I’m working in a hotel. A married couple in their mid-fifties comes in with no reservations. [Husband] turns his phone around to show me.
Husband: “I have a $68 rate on [Third-Party Site]. Can you beat that?”
I’m tired and getting a migraine. He’s literally on the front page of Google looking at a list of rates.
Me: “Sir, you need to go to the website, pick the room type, and select the date to see an accurate price.”
Husband: “No, I don’t. It literally says $68 right here.”
Me: “Okay, if you want to book on [Third-Party Site], you can do that.”
Husband: “How much is your rate?”
Me: “$99 plus tax tonight.”
Husband: “Yeah, I’ll do it this way, then.”
And he starts to book it on his phone while standing in front of my desk. That’s a pet peeve of mine, so I suggest he go have a seat while he does it, which he does.
His wife is obviously stressed.
Wife: “I have a severe pet allergy, and we’re concerned about getting a room that doesn’t have pets in it. Can he do that on his phone?”
Me: “Sure. He will have to select a non-pet-friendly room. I’d go for a double room because we don’t have any more single non-pet rooms.”
Wife: “Honey, did you hear her? Hey! You know if you book a pet room, I’m not going to be able to sleep in there! You need to let her help you!”
Husband: “I know what I’m doing.”
[Wife] looks at me, frantic, wanting to know what to do.
Me: “I would suggest not booking a prepaid nonrefundable room because if there’s a mistake on the reservation or you accidentally pick a pet room, I won’t be able to do anything about it.”
Wife: “Honey, hey! Hey! Did you hear her? She knows what she’s doing. You need to come over here and ask her to help you.”
[Husband] just ignores her. The poor woman is so stressed. I feel so bad for her.
Wife: “Can you book it on [Third-Party Site] for us if he gives you his phone? Since you’re the manager here and obviously know how this works?”
I’m not the manager, just a front desk agent. I gently tell her I’m not able to book through a third party on someone’s behalf; I can only book directly through the brand’s site and the location’s reservation system.
She goes over there to [Husband], and they have a heated conversation. Well, [Wife] has a heated conversation. [Husband] keeps ignoring her and saying, “It’ll be fine. I know what I’m doing.”
(Narrator: “He did not, in fact, know what he was doing.”)
[Wife] collapses into a chair and puts her head in her hands. She tells him to let me look at the reservation before he actually submits it, so he saunters up to the desk all smug and hands me his phone.
I scroll up and, lo and behold, he has selected a pet-friendly room.
Me: “That’s a pet-friendly room.” *Hands him back his phone*
Husband: “No, it’s not. I wrote it here that I didn’t want a pet room. See?”
He scrolls down to the special requests/guest comment box where he has written, “Not a pet room.”

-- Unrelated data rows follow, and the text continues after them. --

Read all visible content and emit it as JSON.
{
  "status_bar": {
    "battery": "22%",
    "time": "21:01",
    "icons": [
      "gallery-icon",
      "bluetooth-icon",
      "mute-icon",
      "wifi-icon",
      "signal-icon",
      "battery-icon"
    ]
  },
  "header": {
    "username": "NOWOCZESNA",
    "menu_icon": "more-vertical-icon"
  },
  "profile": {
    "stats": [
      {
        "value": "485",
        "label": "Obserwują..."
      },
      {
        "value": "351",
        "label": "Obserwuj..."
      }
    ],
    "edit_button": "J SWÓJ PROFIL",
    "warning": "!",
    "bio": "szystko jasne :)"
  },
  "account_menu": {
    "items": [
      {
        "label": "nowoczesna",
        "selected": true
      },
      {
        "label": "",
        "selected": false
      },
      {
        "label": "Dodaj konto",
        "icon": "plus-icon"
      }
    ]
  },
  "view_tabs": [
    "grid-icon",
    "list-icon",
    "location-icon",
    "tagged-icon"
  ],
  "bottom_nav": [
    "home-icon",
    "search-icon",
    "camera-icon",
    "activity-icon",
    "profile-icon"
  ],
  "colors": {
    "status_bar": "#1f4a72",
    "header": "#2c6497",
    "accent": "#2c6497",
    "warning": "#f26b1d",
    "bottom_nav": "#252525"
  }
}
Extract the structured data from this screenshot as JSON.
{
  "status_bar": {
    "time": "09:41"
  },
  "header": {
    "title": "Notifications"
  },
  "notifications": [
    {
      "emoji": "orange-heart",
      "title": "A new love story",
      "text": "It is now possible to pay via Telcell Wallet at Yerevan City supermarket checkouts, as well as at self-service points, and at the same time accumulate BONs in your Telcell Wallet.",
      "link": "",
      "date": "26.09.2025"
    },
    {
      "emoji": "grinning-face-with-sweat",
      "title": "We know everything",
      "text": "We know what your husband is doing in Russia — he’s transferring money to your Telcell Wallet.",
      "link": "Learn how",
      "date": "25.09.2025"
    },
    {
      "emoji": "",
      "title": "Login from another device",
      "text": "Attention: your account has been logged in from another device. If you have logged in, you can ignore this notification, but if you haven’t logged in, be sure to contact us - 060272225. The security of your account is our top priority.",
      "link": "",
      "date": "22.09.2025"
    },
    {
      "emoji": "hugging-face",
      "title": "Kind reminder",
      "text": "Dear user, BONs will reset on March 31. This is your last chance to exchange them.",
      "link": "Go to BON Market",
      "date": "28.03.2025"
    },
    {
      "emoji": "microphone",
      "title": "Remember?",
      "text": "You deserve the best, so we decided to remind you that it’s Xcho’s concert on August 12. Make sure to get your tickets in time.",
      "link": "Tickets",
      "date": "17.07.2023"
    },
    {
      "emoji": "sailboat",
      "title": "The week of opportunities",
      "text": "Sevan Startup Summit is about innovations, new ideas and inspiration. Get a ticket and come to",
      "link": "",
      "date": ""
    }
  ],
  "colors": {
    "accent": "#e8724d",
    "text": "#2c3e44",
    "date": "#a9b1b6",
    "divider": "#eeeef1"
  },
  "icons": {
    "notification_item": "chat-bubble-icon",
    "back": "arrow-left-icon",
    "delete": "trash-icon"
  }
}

Me: “That’s just a request. You chose a pet room. It doesn’t matter if you request a non-pet room if you’re going to book a pet room anyway.”
Husband: *Snapping back* “No. I wrote it here saying I want a non-pet room!”
Me: “You’re allowed to request anything you want, but the comment isn’t going to help you any if you book a pet-friendly room. You need to change the room type.”
Husband: “And how do you know it’s a pet-friendly room? Huh?”
Me: “Because we only have one of [that type of room], and it’s pet-friendly.”
Husband: “Well, I don’t want a pet-friendly room.”
Obviously.
[Wife] came over and told him that he needed to let me book it; a few dollars wasn’t worth booking the wrong room and not being able to cancel it.
He grumbled about it but eventually said he’d book through me. Ahhh, the satisfaction of seeing him go through that mental walk of shame after he’d acted like a smug b*****d saying he knew what he was doing.
He didn’t say another word to me during check-in, but [Wife] thanked me profusely for helping them out.
Poor [Wife]. I really felt awful for her; [Husband] was a total a** to her. I hope things aren’t always like that between them.